= Question Hour =

First hour of a sitting session of India's Lok Sabha where questions can be raised

Question Hour is the first hour of a sitting session of the Lok Sabha devoted to questions that Members of Parliament raise about any aspect of administrative activity. The concerned Minister is obliged to answer to the Parliament, either orally or in writing, depending on the type of question raised. Questions are one of the ways Parliament can hold the Executive accountable for its actions. It is very useful for the Indian government.

==Types of question==
There are four types of questions—starred, non-starred, short notice questions and questions to private members.

1) Starred questions are those for which an oral answer is expected. Answers to such question may be followed by supplementary questions by member.

These questions are printed in green colour and are marked with asterisk sign '*', in order to distinguish from other questions.

2) Non-starred questions are those for which a written reply is expected. After the reply has been provided, no supplementary question can be asked. A notice period is to be given to the minister to reply to a question.

These questions are printed in white colour and not more than 230 of these questions can be listed for a day in the Lok Sabha.

3) Short notice questions are those which are asked on matters of urgent public importance and thus, can be asked on a shorter notice i.e. less than 10 days. These questions can be answered orally and supplementary questions can be asked.

These questions are printed in light pink colour.

4) Questions to private members are those which are asked to members who are not ministers.

These questions are printed in yellow colour.

However, if a member seeks to ask a question urgently and cannot wait for the duration of the notice period, then the member can do so provided it is accepted by the Speaker of the Lok Sabha. Such questions are called supplementary questions.

==Recent changes==
The following procedural changes have been in force since the 5th session of the 15th Lok Sabha:
- A 15-day notice period is to be given to the minister to respond to a question in Parliament (the concept of minimum and maximum notice duration has been removed). The notice duration used to be a minimum of 10 days or maximum of 21 days.
- The Speaker now has the authority to direct answers to a starred question asked by a member in case of their absence on the day their name was called.
- A member is now required to make a statement in the House correcting the reply given by him or her earlier, irrespective of whether the reply given pertained to a starred or unstarred or a short notice question.
- The maximum questions, starred or unstarred, a member is now entitled to give is 10 per day.

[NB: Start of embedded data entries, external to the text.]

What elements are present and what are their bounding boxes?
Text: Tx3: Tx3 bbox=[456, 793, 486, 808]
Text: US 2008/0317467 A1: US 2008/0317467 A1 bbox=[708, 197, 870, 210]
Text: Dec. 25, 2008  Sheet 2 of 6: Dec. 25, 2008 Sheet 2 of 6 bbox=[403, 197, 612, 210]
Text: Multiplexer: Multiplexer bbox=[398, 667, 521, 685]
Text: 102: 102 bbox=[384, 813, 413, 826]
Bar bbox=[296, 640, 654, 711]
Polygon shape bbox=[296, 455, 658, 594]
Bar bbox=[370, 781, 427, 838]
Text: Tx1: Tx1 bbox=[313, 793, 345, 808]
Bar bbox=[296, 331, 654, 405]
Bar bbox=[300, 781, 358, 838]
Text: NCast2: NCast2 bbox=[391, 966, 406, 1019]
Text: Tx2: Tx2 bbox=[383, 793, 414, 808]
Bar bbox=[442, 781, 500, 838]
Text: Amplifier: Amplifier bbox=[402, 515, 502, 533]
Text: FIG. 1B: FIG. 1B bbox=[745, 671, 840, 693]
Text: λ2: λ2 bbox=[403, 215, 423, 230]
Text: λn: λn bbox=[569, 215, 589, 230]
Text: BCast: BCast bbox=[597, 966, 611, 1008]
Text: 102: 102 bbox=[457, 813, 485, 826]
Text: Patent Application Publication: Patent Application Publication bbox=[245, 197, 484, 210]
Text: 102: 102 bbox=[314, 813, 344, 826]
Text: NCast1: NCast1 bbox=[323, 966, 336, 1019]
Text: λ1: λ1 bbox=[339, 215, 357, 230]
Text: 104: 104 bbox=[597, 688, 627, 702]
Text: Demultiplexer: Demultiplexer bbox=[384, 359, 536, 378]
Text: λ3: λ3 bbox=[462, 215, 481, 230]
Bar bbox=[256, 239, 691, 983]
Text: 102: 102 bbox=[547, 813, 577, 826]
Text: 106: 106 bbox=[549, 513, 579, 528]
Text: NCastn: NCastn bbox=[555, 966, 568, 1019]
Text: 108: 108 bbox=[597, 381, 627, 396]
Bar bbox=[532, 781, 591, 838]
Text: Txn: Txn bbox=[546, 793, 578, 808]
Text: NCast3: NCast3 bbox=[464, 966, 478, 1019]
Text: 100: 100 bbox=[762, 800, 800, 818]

==Question Hour in other legislatures==
This sort of a process where elected representatives ask questions that are replied by the Prime Minister or other government ministers is part of parliamentary tradition in many other countries. The Question Hour in the Indian Parliament is similar to the Prime Minister's Questions in the House of Commons of the United Kingdom, the First Minister's Questions in the Scottish Parliament and Senedd Cymru/Welsh Parliament, and the Question Period in the House of Commons of Canada.

== Notable Events ==
=== Mundhra scandal ===
India's very first major financial scam was brought to light during the 2nd Lok Sabha when Feroze Gandhi questioned the finance ministry regarding government owned Life Insurance Corporation's unauthorised investment into Haridas Mundhra's companies. It eventually resulted in the resignation of the then finance Minister T. T. Krishnamachari.

=== Puducherry licence scandal ===
In 1974, during the 5th Lok Sabha, a licence scandal was unearthed during question hour. A memorandum allegedly signed by 21 MPs were submitted by traders of Puducherry to the Union Commerce Ministry to grant licenses for importing various items. The signatures were forged on the behest of Indira Gandhi's key aide, Lalit Narain Mishra.